09-11-2019

HET BESTE VAN POESJKIN

Aleksandr Sergejewitsj Poesjkin (Moskou; 1799 - 1837) kwam uit een oude adellijke familie, die over weinig kapitaal beschikte. Zijn overgrootvader was een adoptiefzoon van tsaar Peter de Grote en afkomstig uit wat wij nu Kameroen noemen. Zijn merkwaardige levensloop heeft Poesjkin later verwerkt in het verhaal De Russische Afrikaan. Maar aanvankelijk schreef hij vooral poëzie, en dat deed hij al toen hij nog op het lyceum in Sint - Petersburg zat. De vertelling in verzen Roeslan en Ljoedmila maakte hem meteen beroemd. De lichte toon, geladen met milde spot, de vloeiende versregels, de muzikaliteit, het zijn de kenmerken, toen al, van zijn meesterschap. Lees maar eens de laatste strofe van Aan Natasja:

Wintertij is aangebroken
Rijm bedekt het naakte land,
En de boerenhutten roken
Nu de kachel er weer brandt.
Tevergeefs zit ik te smachten,
Thuis, alleen met mijn gedachten,
Als een sijsje in zijn kooi -
Ach, wat was Natasja mooi!

Poesjkin was graag en vaak verliefd, maar hij deed ook aan politiek en durfde voor zijn mening uit te komen. Daarom werd hij in 1820 verbannen naar het zuiden, waar hij tot 1826 moest blijven. Toen mocht hij van tsaar Alexander I, onder strenge voorwaarden, terugkeren naar Sint - Petersburg.

Waar hij zich ook bevond, het schrijven lukte altijd wel. Vooral dichten ging hem gemakkelijk af. Hij publiceerde naast talloze losse gedichten, ook novellen in verzen (zoals De krijgsgevangene in de Kaukasus) en zelfs een complete roman in verzen: Jevgeni Onegin (zie 12-07-2019), waar Tsjajkovski in 1878 een opera van maakte. Dat gebeurde trouwens wel vaker met werk van Poesjkin. Zijn toneelstuk Boris Godoenov is door Moessorgski in 1874 gebruikt voor een opera, terwijl zijn stuk Mozart en Salieri door diverse handen ging. Ga maar na: in 1897 wordt het de stof van alweer een opera, dankzij Rimski - Korsakov; in 1979 gebruikt Peter Shaffer het gegeven voor een toneelstuk, getiteld Amadeus. In 1984 wordt de gelijknamige, uiterst succesvolle film  uitgebracht, gebaseerd op Shaffers stuk, geregisseerd door Milos Forman. Het grote publiek, de vakmensen: allen omarmden en omarmen Poesjkin.

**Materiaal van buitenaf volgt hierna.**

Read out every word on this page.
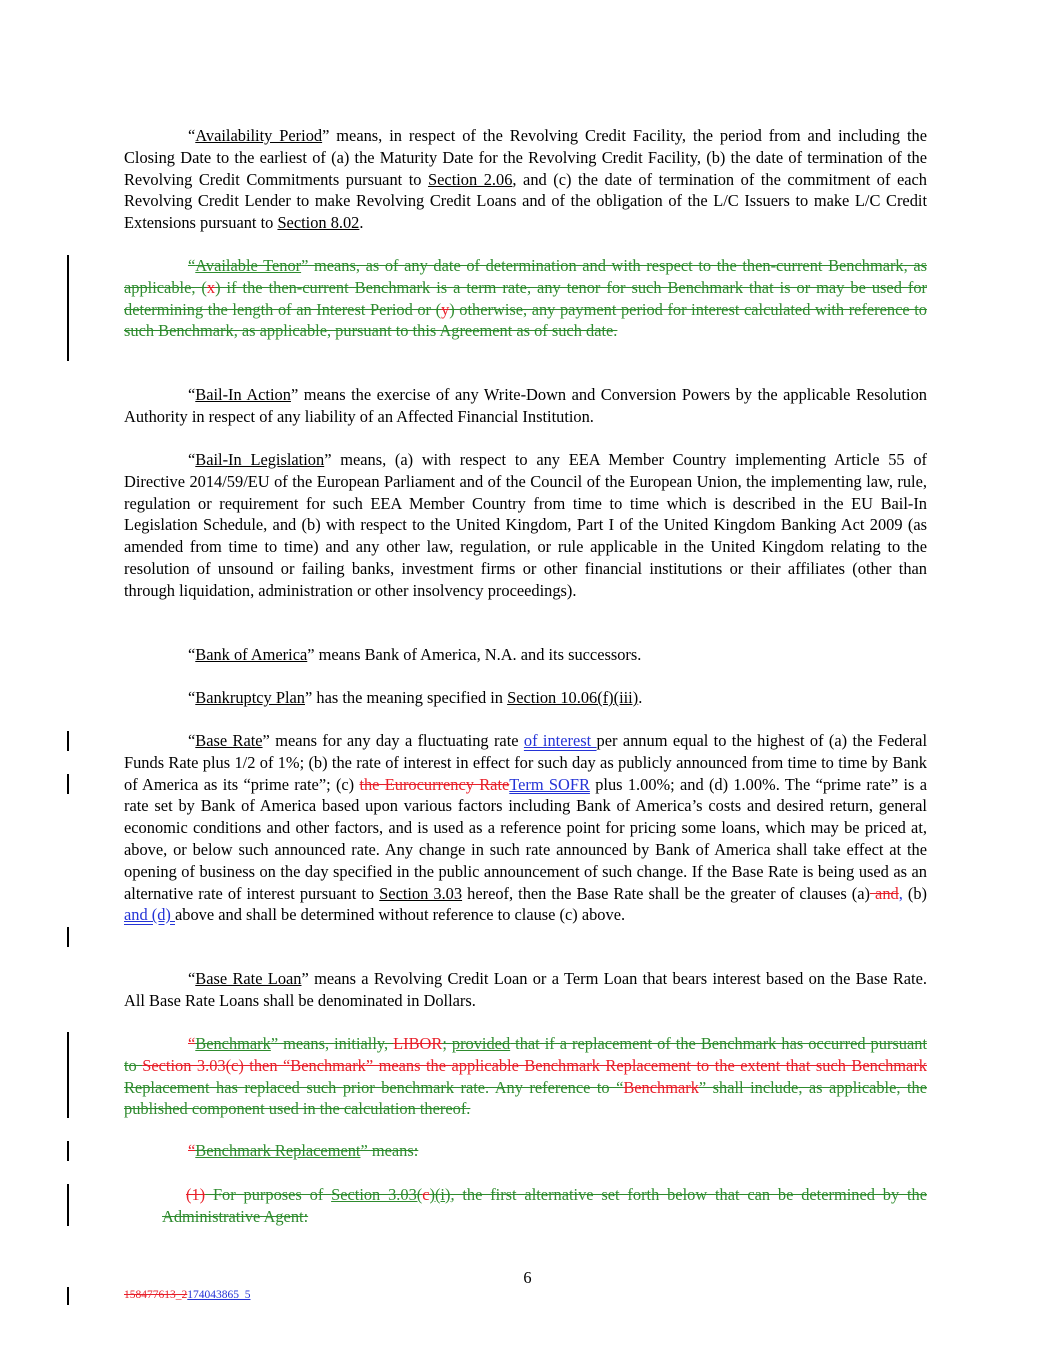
“Availability Period” means, in respect of the Revolving Credit Facility, the period from and including the Closing Date to the earliest of (a) the Maturity Date for the Revolving Credit Facility, (b) the date of termination of the Revolving Credit Commitments pursuant to Section 2.06, and (c) the date of termination of the commitment of each Revolving Credit Lender to make Revolving Credit Loans and of the obligation of the L/C Issuers to make L/C Credit Extensions pursuant to Section 8.02.

“Available Tenor” means, as of any date of determination and with respect to the then-current Benchmark, as applicable, (x) if the then-current Benchmark is a term rate, any tenor for such Benchmark that is or may be used for determining the length of an Interest Period or (y) otherwise, any payment period for interest calculated with reference to such Benchmark, as applicable, pursuant to this Agreement as of such date.

“Bail-In Action” means the exercise of any Write-Down and Conversion Powers by the applicable Resolution Authority in respect of any liability of an Affected Financial Institution.

“Bail-In Legislation” means, (a) with respect to any EEA Member Country implementing Article 55 of Directive 2014/59/EU of the European Parliament and of the Council of the European Union, the implementing law, rule, regulation or requirement for such EEA Member Country from time to time which is described in the EU Bail-In Legislation Schedule, and (b) with respect to the United Kingdom, Part I of the United Kingdom Banking Act 2009 (as amended from time to time) and any other law, regulation, or rule applicable in the United Kingdom relating to the resolution of unsound or failing banks, investment firms or other financial institutions or their affiliates (other than through liquidation, administration or other insolvency proceedings).

“Bank of America” means Bank of America, N.A. and its successors.

“Bankruptcy Plan” has the meaning specified in Section 10.06(f)(iii).

“Base Rate” means for any day a fluctuating rate of interest per annum equal to the highest of (a) the Federal Funds Rate plus 1/2 of 1%; (b) the rate of interest in effect for such day as publicly announced from time to time by Bank of America as its “prime rate”; (c) the Eurocurrency RateTerm SOFR plus 1.00%; and (d) 1.00%. The “prime rate” is a rate set by Bank of America based upon various factors including Bank of America’s costs and desired return, general economic conditions and other factors, and is used as a reference point for pricing some loans, which may be priced at, above, or below such announced rate. Any change in such rate announced by Bank of America shall take effect at the opening of business on the day specified in the public announcement of such change. If the Base Rate is being used as an alternative rate of interest pursuant to Section 3.03 hereof, then the Base Rate shall be the greater of clauses (a) and, (b) and (d) above and shall be determined without reference to clause (c) above.

“Base Rate Loan” means a Revolving Credit Loan or a Term Loan that bears interest based on the Base Rate. All Base Rate Loans shall be denominated in Dollars.

“Benchmark” means, initially, LIBOR; provided that if a replacement of the Benchmark has occurred pursuant to Section 3.03(c) then “Benchmark” means the applicable Benchmark Replacement to the extent that such Benchmark Replacement has replaced such prior benchmark rate. Any reference to “Benchmark” shall include, as applicable, the published component used in the calculation thereof.

“Benchmark Replacement” means:

(1) For purposes of Section 3.03(c)(i), the first alternative set forth below that can be determined by the Administrative Agent:

6
158477613_2174043865_5
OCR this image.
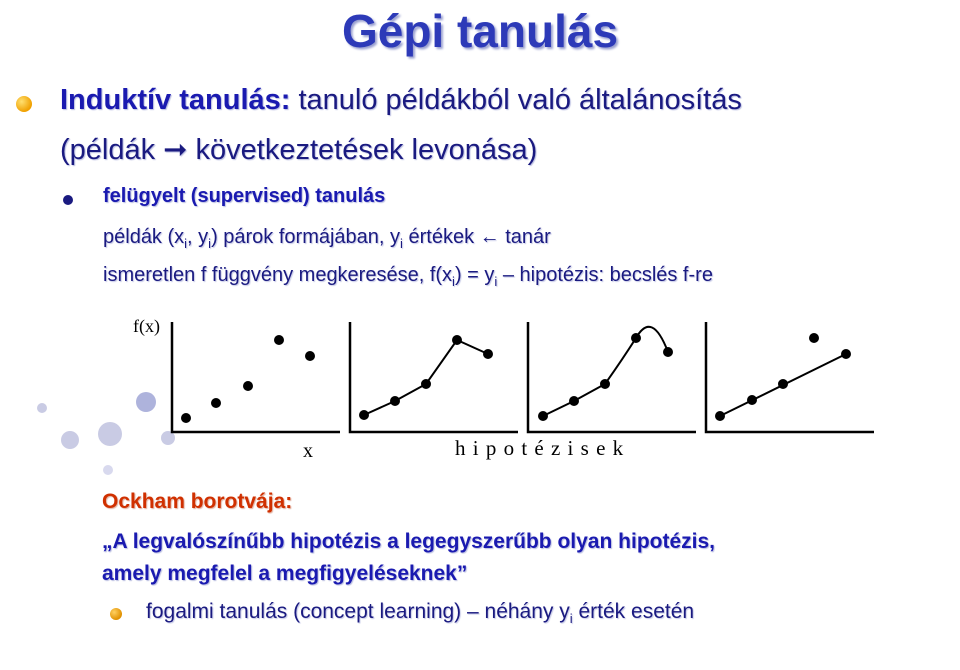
Gépi tanulás
Induktív tanulás: tanuló példákból való általánosítás
(példák ➞ következtetések levonása)
felügyelt (supervised) tanulás
példák ($x_i$, $y_i$) párok formájában, $y_i$ értékek ← tanár
ismeretlen f függvény megkeresése, $f(x_i) = y_i$ – hipotézis: becslés f-re
f(x)
x	h i p o t é z i s e k
Ockham borotvája:
„A legvalószínűbb hipotézis a legegyszerűbb olyan hipotézis,
amely megfelel a megfigyeléseknek”
fogalmi tanulás (concept learning) – néhány $y_i$ érték esetén
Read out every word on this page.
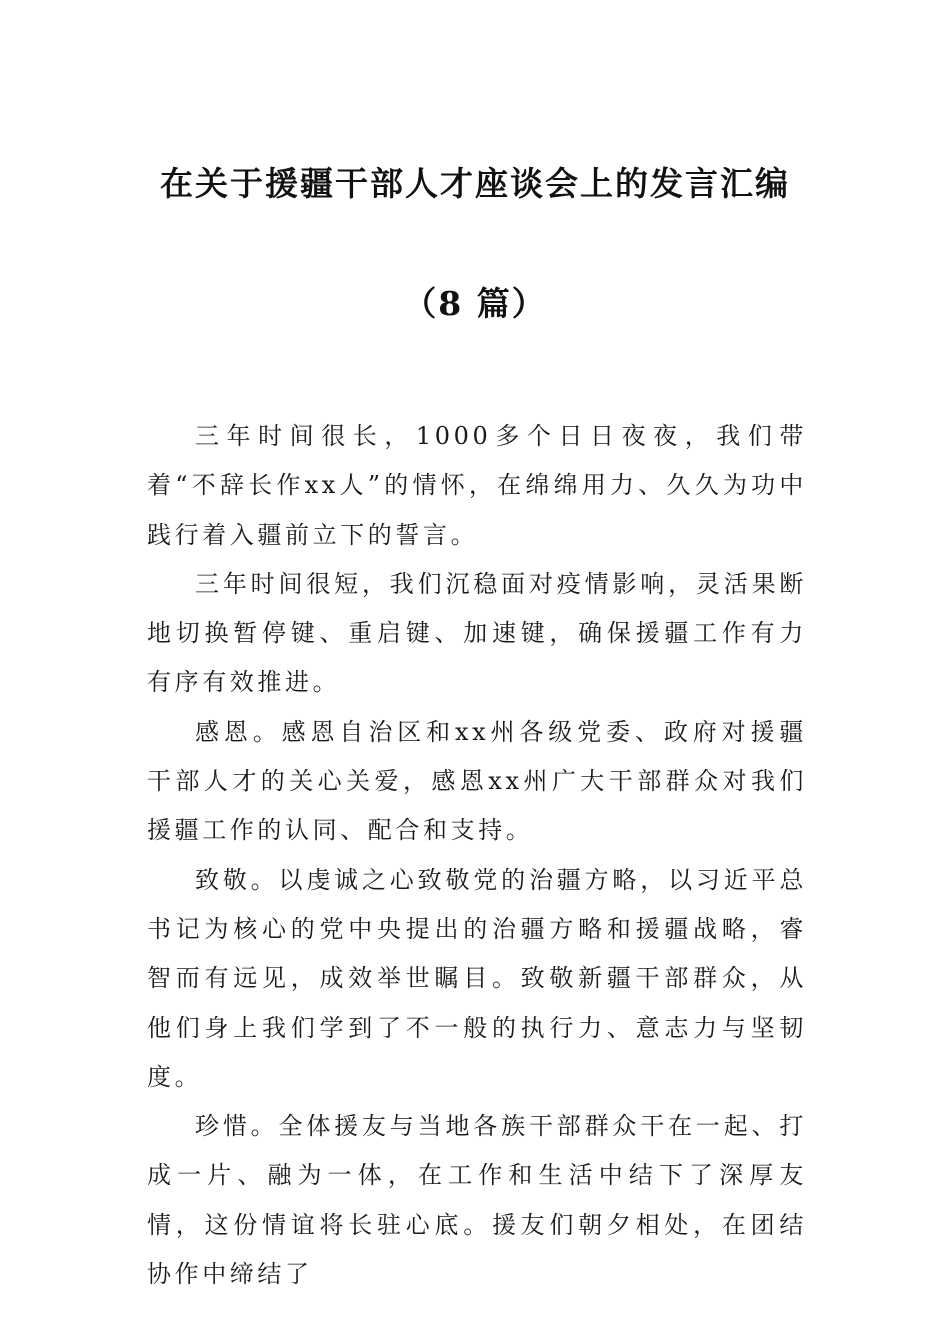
在关于援疆干部人才座谈会上的发言汇编
（8 篇）

三年时间很长，1000多个日日夜夜，我们带着“不辞长作xx人”的情怀，在绵绵用力、久久为功中践行着入疆前立下的誓言。

三年时间很短，我们沉稳面对疫情影响，灵活果断地切换暂停键、重启键、加速键，确保援疆工作有力有序有效推进。

感恩。感恩自治区和xx州各级党委、政府对援疆干部人才的关心关爱，感恩xx州广大干部群众对我们援疆工作的认同、配合和支持。

致敬。以虔诚之心致敬党的治疆方略，以习近平总书记为核心的党中央提出的治疆方略和援疆战略，睿智而有远见，成效举世瞩目。致敬新疆干部群众，从他们身上我们学到了不一般的执行力、意志力与坚韧度。

珍惜。全体援友与当地各族干部群众干在一起、打成一片、融为一体，在工作和生活中结下了深厚友情，这份情谊将长驻心底。援友们朝夕相处，在团结协作中缔结了
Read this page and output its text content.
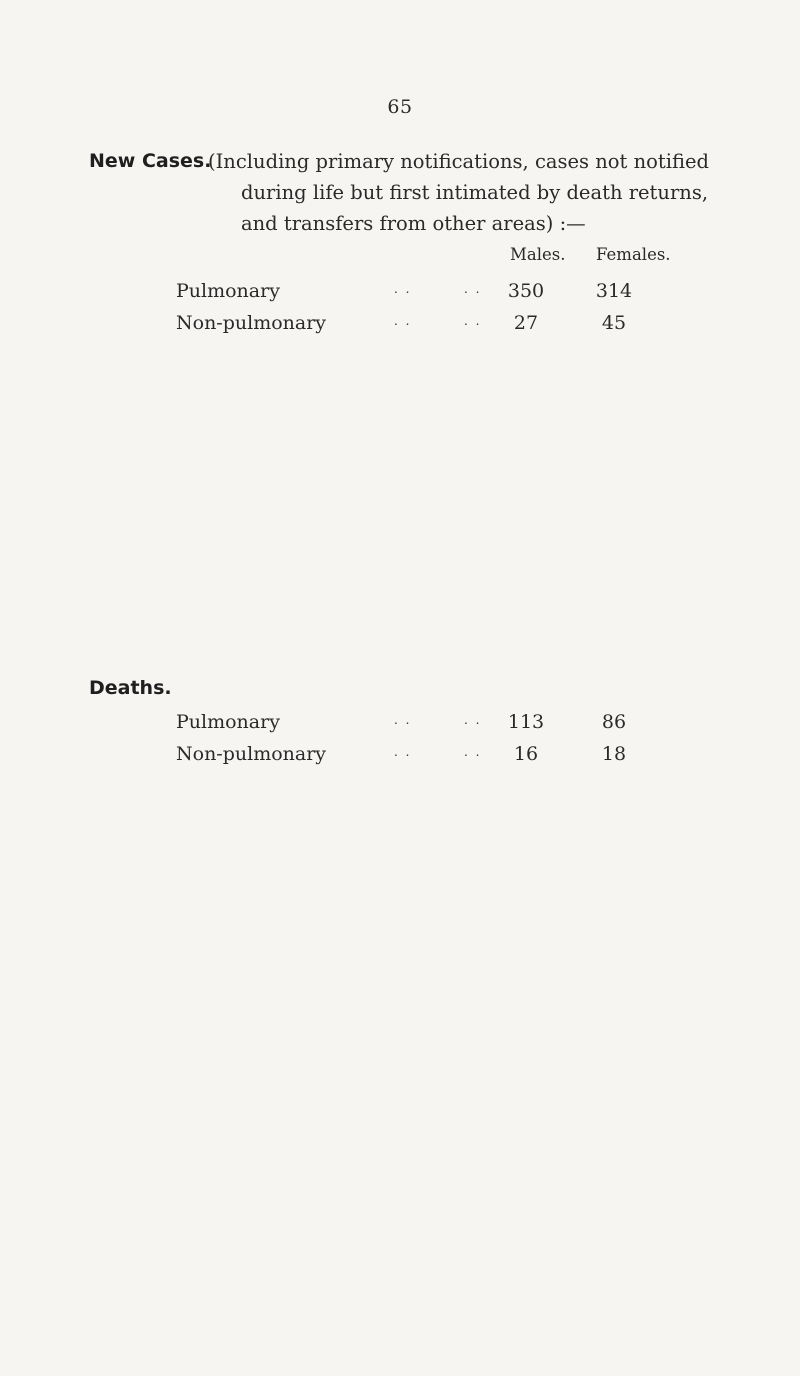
65
New Cases.
(Including primary notifications, cases not notified
during life but first intimated by death returns,
and transfers from other areas) :—
Males. Females.
Pulmonary	. .	. .	350	314
Non-pulmonary	. .	. .	27	45
Deaths.
Pulmonary	. .	. .	113	86
Non-pulmonary	. .	. .	16	18
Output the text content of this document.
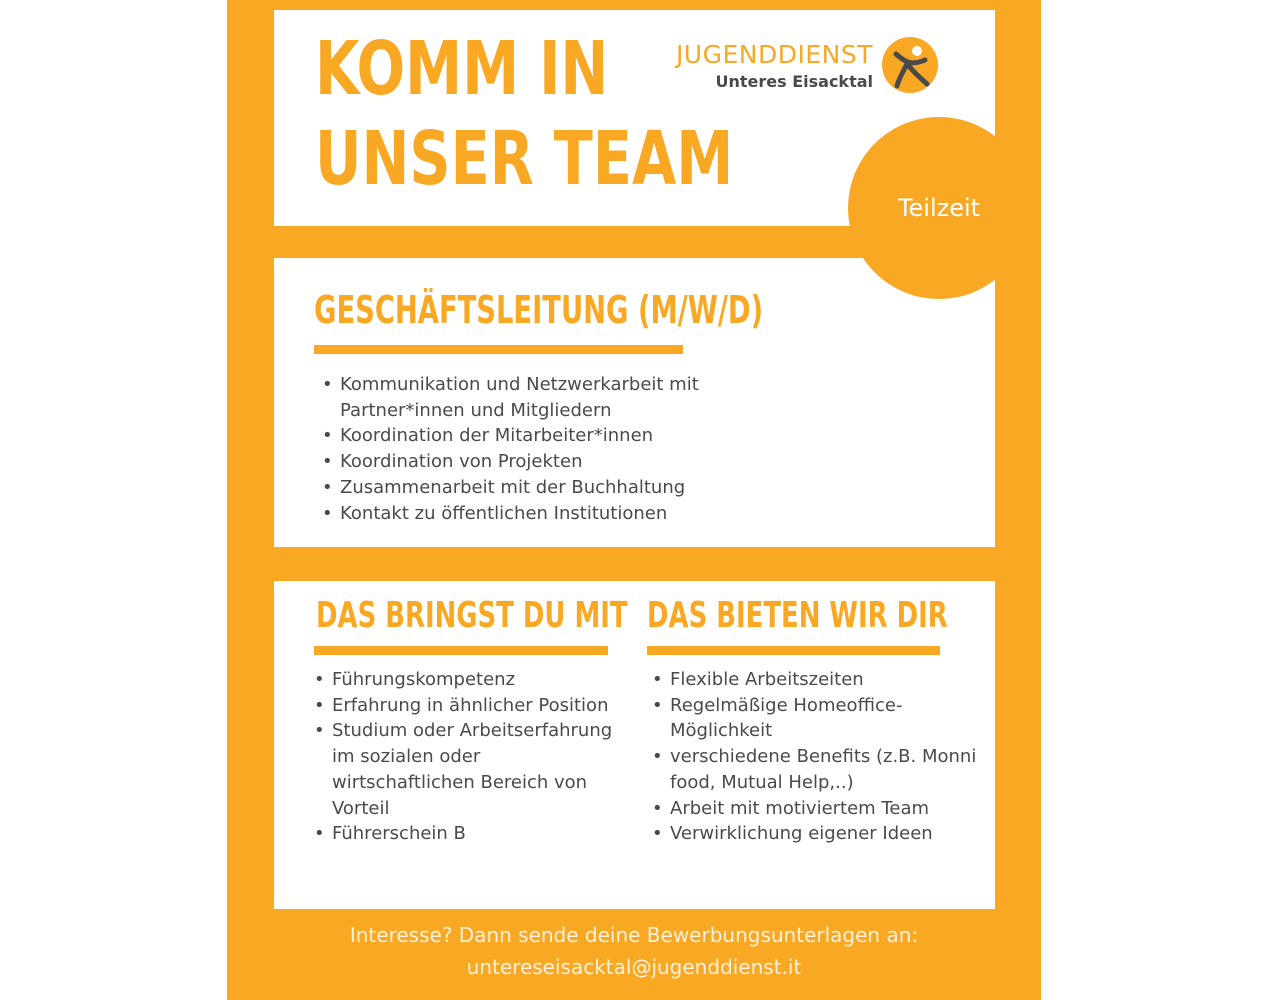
KOMM IN
UNSER TEAM
JUGENDDIENST
Unteres Eisacktal
Teilzeit
GESCHÄFTSLEITUNG (M/W/D)
• Kommunikation und Netzwerkarbeit mit Partner*innen und Mitgliedern
• Koordination der Mitarbeiter*innen
• Koordination von Projekten
• Zusammenarbeit mit der Buchhaltung
• Kontakt zu öffentlichen Institutionen
DAS BRINGST DU MIT
• Führungskompetenz
• Erfahrung in ähnlicher Position
• Studium oder Arbeitserfahrung im sozialen oder wirtschaftlichen Bereich von Vorteil
• Führerschein B
DAS BIETEN WIR DIR
• Flexible Arbeitszeiten
• Regelmäßige Homeoffice-Möglichkeit
• verschiedene Benefits (z.B. Monni food, Mutual Help,..)
• Arbeit mit motiviertem Team
• Verwirklichung eigener Ideen
Interesse? Dann sende deine Bewerbungsunterlagen an:
untereseisacktal@jugenddienst.it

Privé bleef hij uitgebreid liefhebben, ook nadat hij in februari 1831 trouwde met zijn jonge, mooie en lichtzinnige Natalja. Hij gokte, maakte schulden, en schreef tussendoor ook proza. Korte verhalen als Schoppenvrouw (een geestverschijning vertelt Herman welke drie kaarten hij moet gebruiken om een fortuin te winnen) en De stationsopzichter (een vader maakt van dichtbij mee hoe zijn mooie, naïeve dochter verleid wordt door een knappe huzaar). Een echte, korte roman is De kapiteinsdochter, vol met onbeantwoorde, onbereikbare, eeuwige liefdes, belegeringen, moed en lafheid en een gelukkig huwelijk. Zijn proza is wat soberder dan zijn poëzie, glashelder, beeldend, met personages zó levensecht zijn dat je ze op straat zou herkennen. Daarom staat Poesjkin terecht in het rijtje van de grote oude Russen, samen dus met Tsjechov, Tolstoj, Dostojevski.

Hoe liep het eigenlijk met hem af? Waarom is hij zo jong gestorven? Op 27 januari 1837 duelleerde hij met Georges d'Anthès, zijn zwager, die een verhouding zou hebben met Natalja. Georges schiet eerder dan geoorloofd, de schrijver wordt getroffen in zijn buik en sterft op 29 januari 1837 aan zijn verwondingen. Inderdaad, bij een man met zo'n leven past geen gewone dood.
A.S. Poesjkin, Werken. Gekozen en vertaald door Hans Boland. De Russische Bibliotheek, Van Oorschot, Amsterdam, 2018. 899 blz.